4 Replies to “The Frequency of the Holy Supper”
I think Bavinck’s “the supper is on the same level as the Word” is questionable. What do you think, Shane?
It’s fine in the context – he’s talking about means of grace, so in the “means of grace” sense the statement is right (word and sacraments are means of grace). He was reacting against reducing the Supper to less than the means of grace by making it simply a memorial. Make sense?

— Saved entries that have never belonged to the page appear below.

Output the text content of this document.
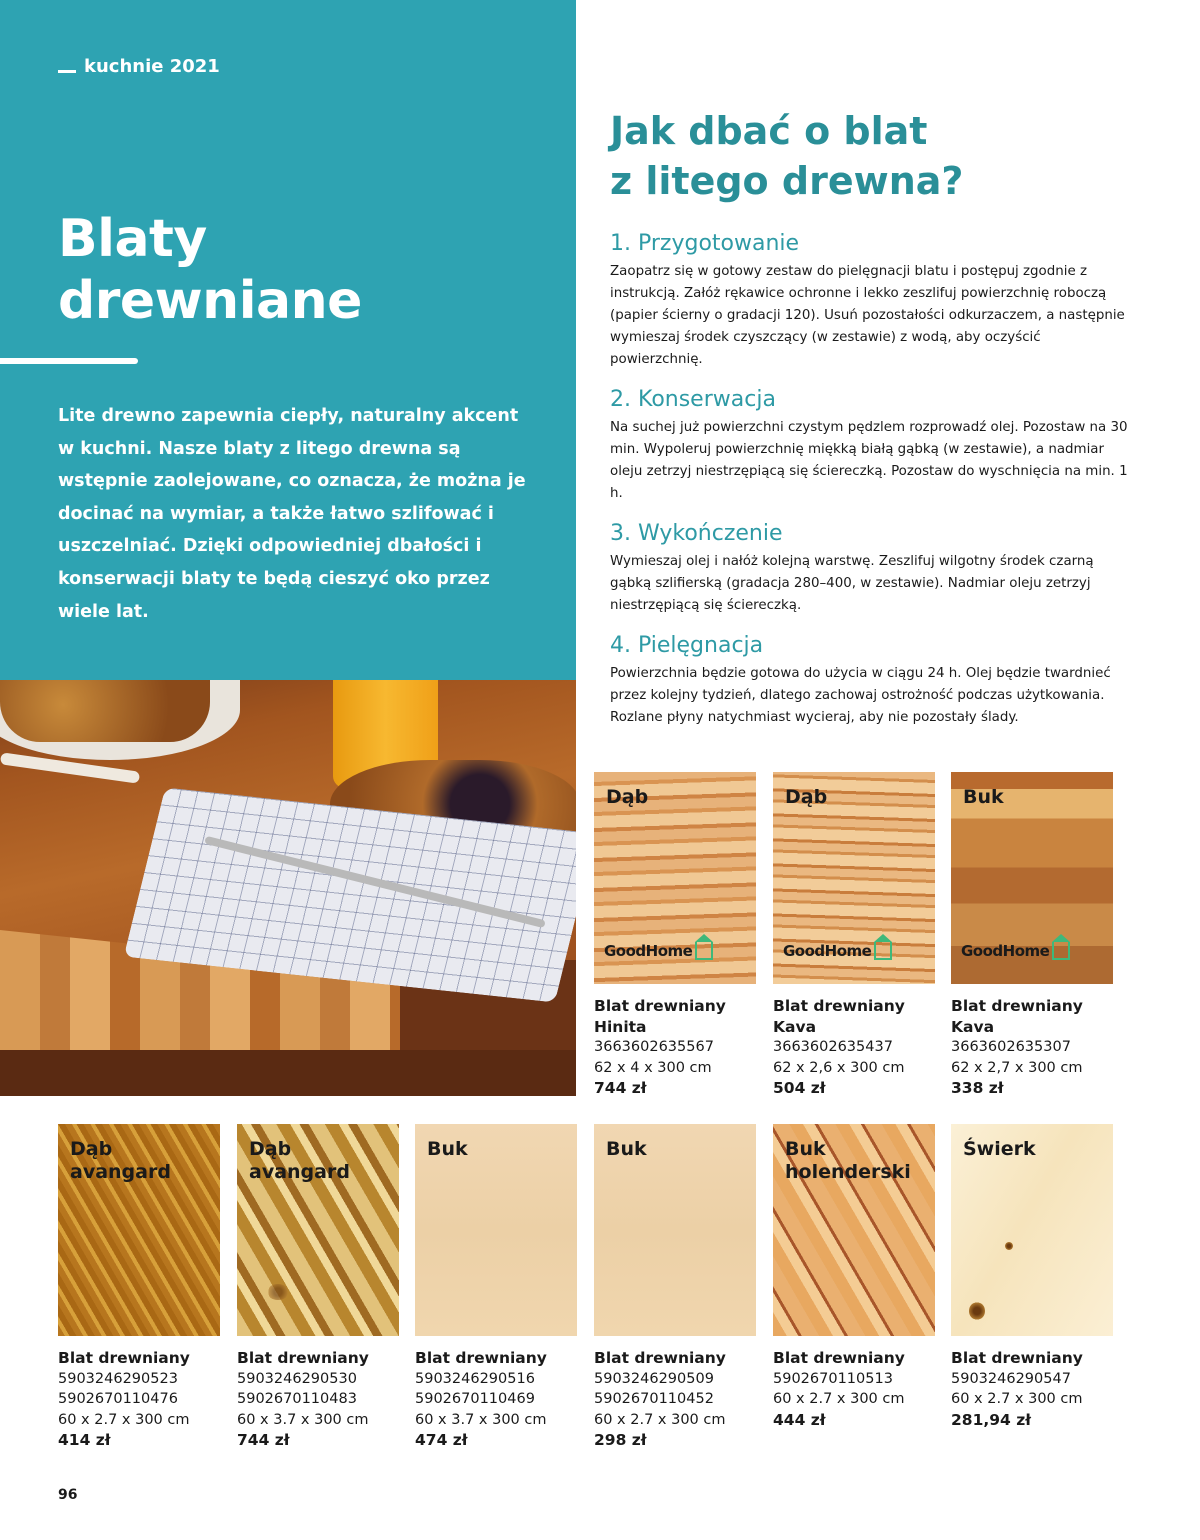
kuchnie 2021
Blaty
drewniane

Lite drewno zapewnia ciepły, naturalny akcent w kuchni. Nasze blaty z litego drewna są wstępnie zaolejowane, co oznacza, że można je docinać na wymiar, a także łatwo szlifować i uszczelniać. Dzięki odpowiedniej dbałości i konserwacji blaty te będą cieszyć oko przez wiele lat.

Jak dbać o blat
z litego drewna?
1. Przygotowanie

Zaopatrz się w gotowy zestaw do pielęgnacji blatu i postępuj zgodnie z instrukcją. Załóż rękawice ochronne i lekko zeszlifuj powierzchnię roboczą (papier ścierny o gradacji 120). Usuń pozostałości odkurzaczem, a następnie wymieszaj środek czyszczący (w zestawie) z wodą, aby oczyścić powierzchnię.

2. Konserwacja

Na suchej już powierzchni czystym pędzlem rozprowadź olej. Pozostaw na 30 min. Wypoleruj powierzchnię miękką białą gąbką (w zestawie), a nadmiar oleju zetrzyj niestrzępiącą się ściereczką. Pozostaw do wyschnięcia na min. 1 h.

3. Wykończenie

Wymieszaj olej i nałóż kolejną warstwę. Zeszlifuj wilgotny środek czarną gąbką szlifierską (gradacja 280–400, w zestawie). Nadmiar oleju zetrzyj niestrzępiącą się ściereczką.

4. Pielęgnacja

Powierzchnia będzie gotowa do użycia w ciągu 24 h. Olej będzie twardnieć przez kolejny tydzień, dlatego zachowaj ostrożność podczas użytkowania. Rozlane płyny natychmiast wycieraj, aby nie pozostały ślady.

Dąb
GoodHome
Blat drewniany
Hinita
3663602635567
62 x 4 x 300 cm
744 zł
Dąb
GoodHome
Blat drewniany
Kava
3663602635437
62 x 2,6 x 300 cm
504 zł
Buk
GoodHome
Blat drewniany
Kava
3663602635307
62 x 2,7 x 300 cm
338 zł
Dąb avangard
Blat drewniany
5903246290523
5902670110476
60 x 2.7 x 300 cm
414 zł
Dąb avangard
Blat drewniany
5903246290530
5902670110483
60 x 3.7 x 300 cm
744 zł
Buk
Blat drewniany
5903246290516
5902670110469
60 x 3.7 x 300 cm
474 zł
Buk
Blat drewniany
5903246290509
5902670110452
60 x 2.7 x 300 cm
298 zł
Buk holenderski
Blat drewniany
5902670110513
60 x 2.7 x 300 cm
444 zł
Świerk
Blat drewniany
5903246290547
60 x 2.7 x 300 cm
281,94 zł
96
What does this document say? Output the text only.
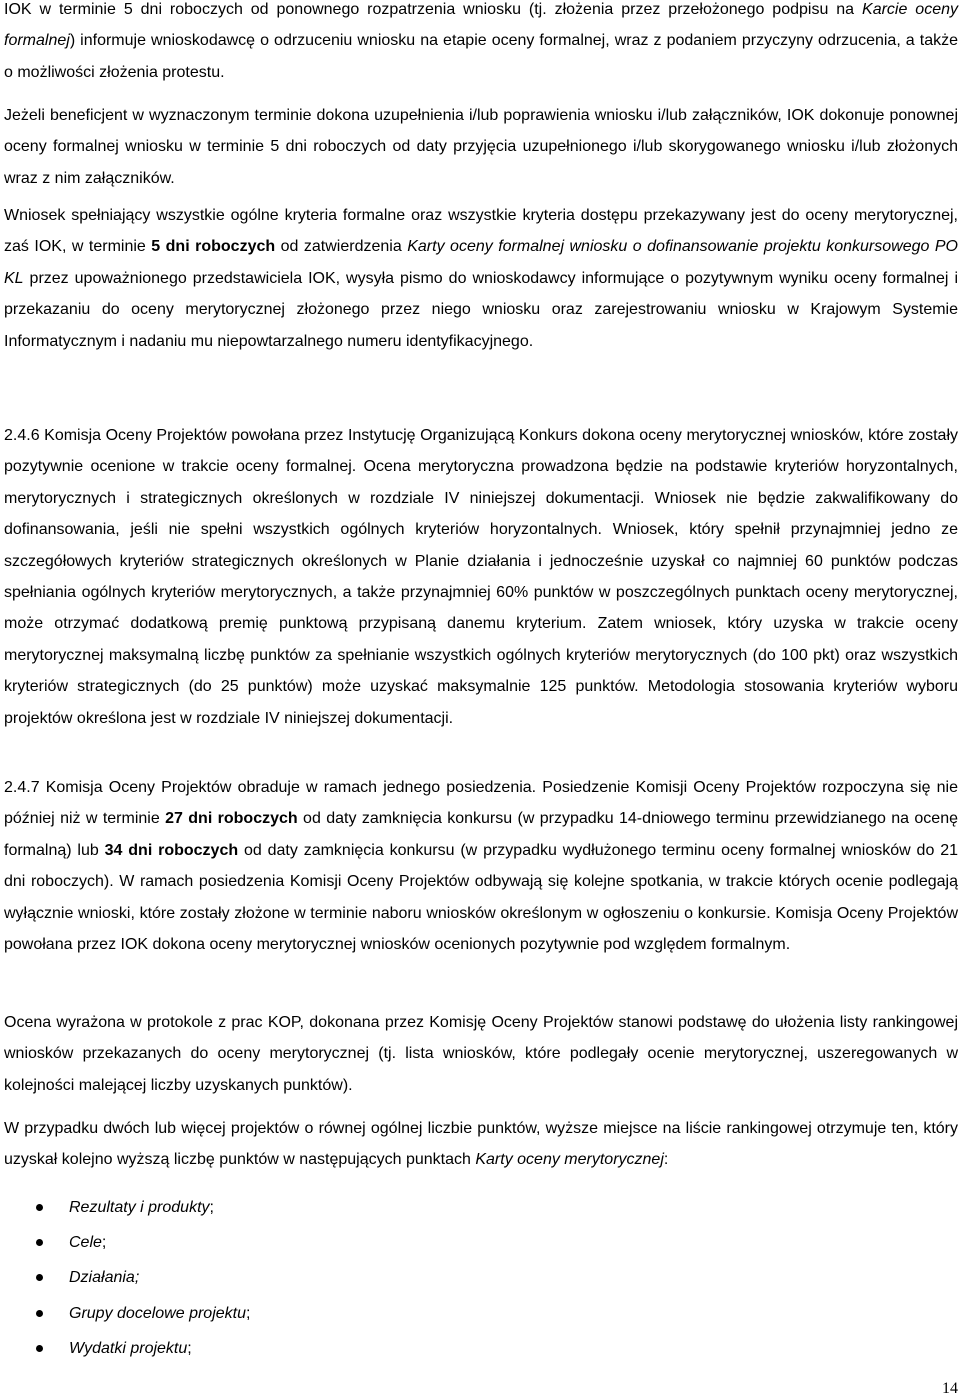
IOK w terminie 5 dni roboczych od ponownego rozpatrzenia wniosku (tj. złożenia przez przełożonego podpisu na Karcie oceny formalnej) informuje wnioskodawcę o odrzuceniu wniosku na etapie oceny formalnej, wraz z podaniem przyczyny odrzucenia, a także o możliwości złożenia protestu.

Jeżeli beneficjent w wyznaczonym terminie dokona uzupełnienia i/lub poprawienia wniosku i/lub załączników, IOK dokonuje ponownej oceny formalnej wniosku w terminie 5 dni roboczych od daty przyjęcia uzupełnionego i/lub skorygowanego wniosku i/lub złożonych wraz z nim załączników.

Wniosek spełniający wszystkie ogólne kryteria formalne oraz wszystkie kryteria dostępu przekazywany jest do oceny merytorycznej, zaś IOK, w terminie 5 dni roboczych od zatwierdzenia Karty oceny formalnej wniosku o dofinansowanie projektu konkursowego PO KL przez upoważnionego przedstawiciela IOK, wysyła pismo do wnioskodawcy informujące o pozytywnym wyniku oceny formalnej i przekazaniu do oceny merytorycznej złożonego przez niego wniosku oraz zarejestrowaniu wniosku w Krajowym Systemie Informatycznym i nadaniu mu niepowtarzalnego numeru identyfikacyjnego.

2.4.6 Komisja Oceny Projektów powołana przez Instytucję Organizującą Konkurs dokona oceny merytorycznej wniosków, które zostały pozytywnie ocenione w trakcie oceny formalnej. Ocena merytoryczna prowadzona będzie na podstawie kryteriów horyzontalnych, merytorycznych i strategicznych określonych w rozdziale IV niniejszej dokumentacji. Wniosek nie będzie zakwalifikowany do dofinansowania, jeśli nie spełni wszystkich ogólnych kryteriów horyzontalnych. Wniosek, który spełnił przynajmniej jedno ze szczegółowych kryteriów strategicznych określonych w Planie działania i jednocześnie uzyskał co najmniej 60 punktów podczas spełniania ogólnych kryteriów merytorycznych, a także przynajmniej 60% punktów w poszczególnych punktach oceny merytorycznej, może otrzymać dodatkową premię punktową przypisaną danemu kryterium. Zatem wniosek, który uzyska w trakcie oceny merytorycznej maksymalną liczbę punktów za spełnianie wszystkich ogólnych kryteriów merytorycznych (do 100 pkt) oraz wszystkich kryteriów strategicznych (do 25 punktów) może uzyskać maksymalnie 125 punktów. Metodologia stosowania kryteriów wyboru projektów określona jest w rozdziale IV niniejszej dokumentacji.

2.4.7 Komisja Oceny Projektów obraduje w ramach jednego posiedzenia. Posiedzenie Komisji Oceny Projektów rozpoczyna się nie później niż w terminie 27 dni roboczych od daty zamknięcia konkursu (w przypadku 14-dniowego terminu przewidzianego na ocenę formalną) lub 34 dni roboczych od daty zamknięcia konkursu (w przypadku wydłużonego terminu oceny formalnej wniosków do 21 dni roboczych). W ramach posiedzenia Komisji Oceny Projektów odbywają się kolejne spotkania, w trakcie których ocenie podlegają wyłącznie wnioski, które zostały złożone w terminie naboru wniosków określonym w ogłoszeniu o konkursie. Komisja Oceny Projektów powołana przez IOK dokona oceny merytorycznej wniosków ocenionych pozytywnie pod względem formalnym.

Ocena wyrażona w protokole z prac KOP, dokonana przez Komisję Oceny Projektów stanowi podstawę do ułożenia listy rankingowej wniosków przekazanych do oceny merytorycznej (tj. lista wniosków, które podlegały ocenie merytorycznej, uszeregowanych w kolejności malejącej liczby uzyskanych punktów).

W przypadku dwóch lub więcej projektów o równej ogólnej liczbie punktów, wyższe miejsce na liście rankingowej otrzymuje ten, który uzyskał kolejno wyższą liczbę punktów w następujących punktach Karty oceny merytorycznej:

Rezultaty i produkty;
Cele;
Działania;
Grupy docelowe projektu;
Wydatki projektu;
14
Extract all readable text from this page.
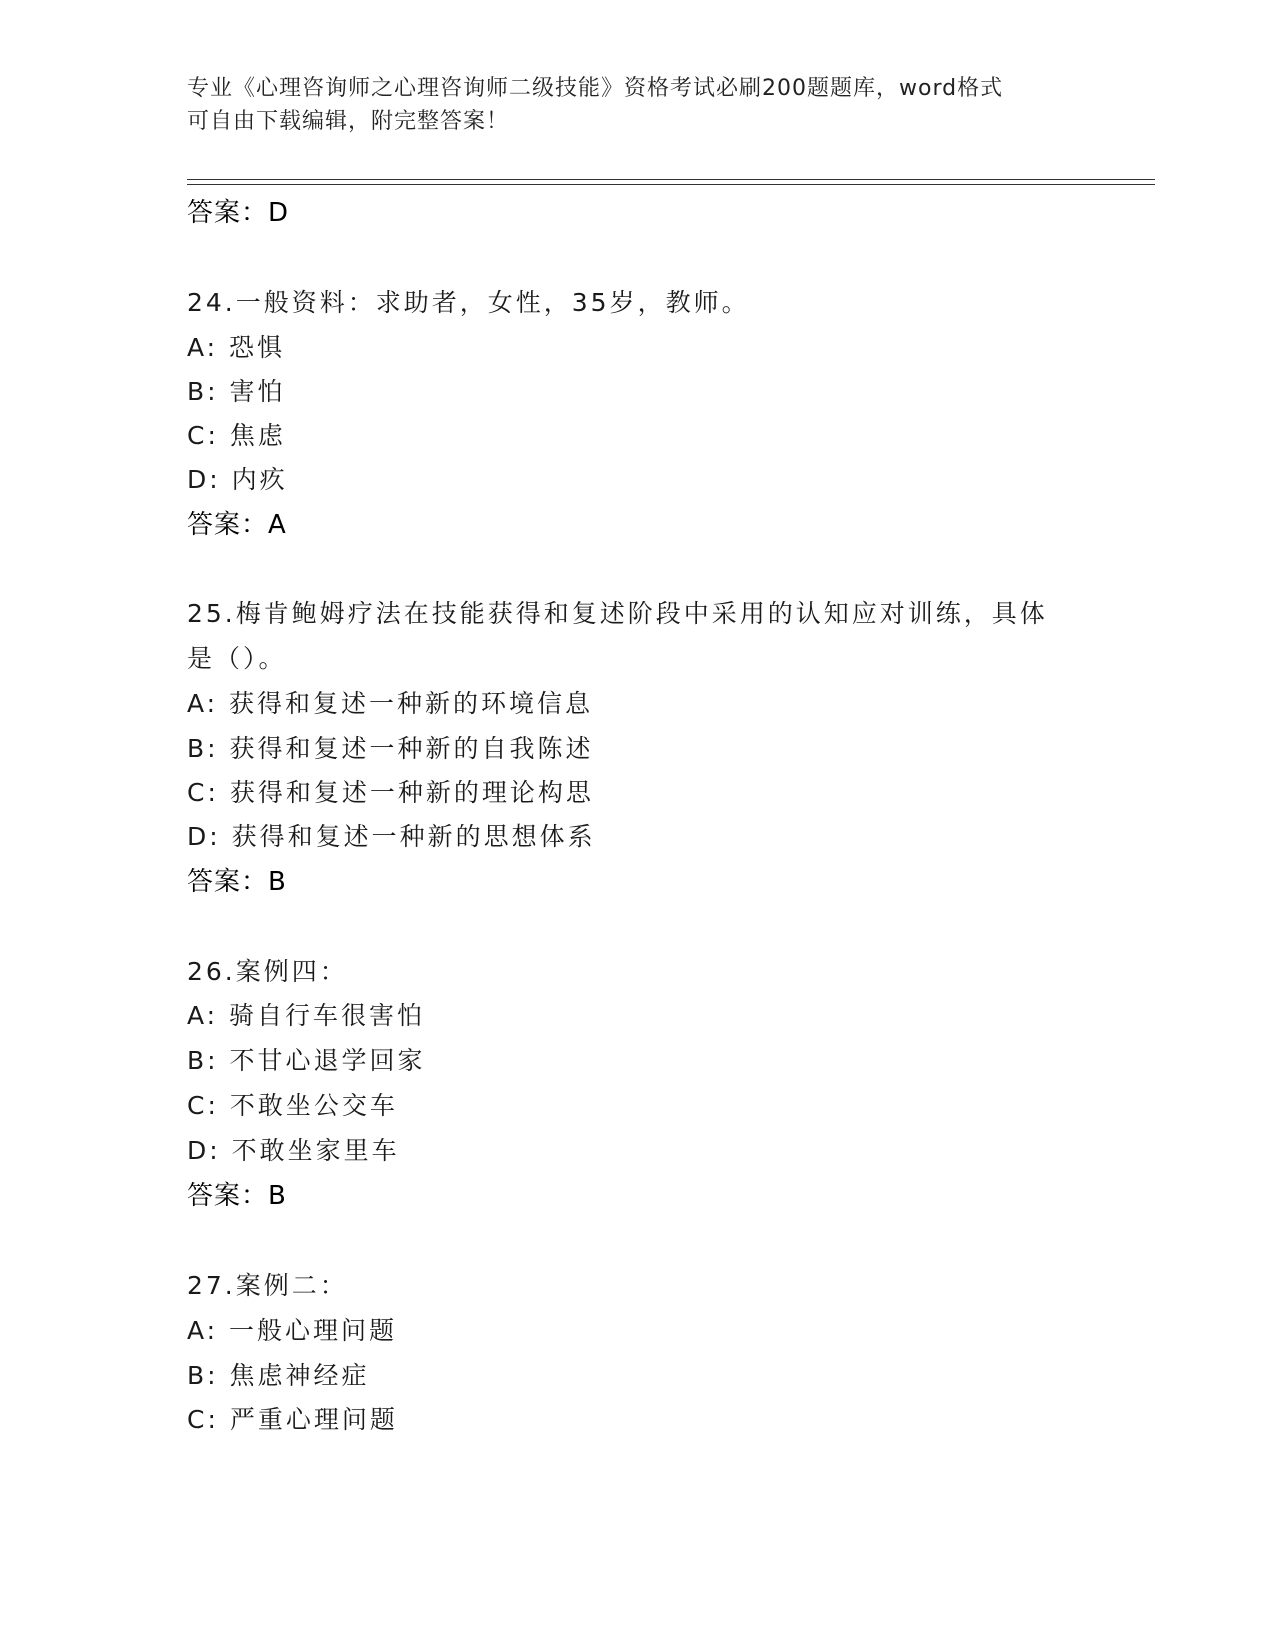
专业《心理咨询师之心理咨询师二级技能》资格考试必刷200题题库，word格式
可自由下载编辑，附完整答案！
答案：D
24.一般资料：求助者，女性，35岁，教师。
A: 恐惧
B: 害怕
C: 焦虑
D: 内疚
答案：A
25.梅肯鲍姆疗法在技能获得和复述阶段中采用的认知应对训练，具体
是（）。
A: 获得和复述一种新的环境信息
B: 获得和复述一种新的自我陈述
C: 获得和复述一种新的理论构思
D: 获得和复述一种新的思想体系
答案：B
26.案例四：
A: 骑自行车很害怕
B: 不甘心退学回家
C: 不敢坐公交车
D: 不敢坐家里车
答案：B
27.案例二：
A: 一般心理问题
B: 焦虑神经症
C: 严重心理问题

One of the things I deplore is that communion has almost been removed from the corporate life of the church. At least in the circles that I travel. Some churches do not even offer it, and I am talking evangelical churches. Perhaps it is because the death of Christ offends non-christians? There is no acceptable reason to remove this from our corporate gatherings.
Sacramental churches have made communion the absolute center of worship and a re-sacrificing of Christ; thus, this distortion has caused many to suffer from Rome-a-phobia. So if it looks like Rome, it must be gone!
We need to recapture this sacrament in its right form and purpose.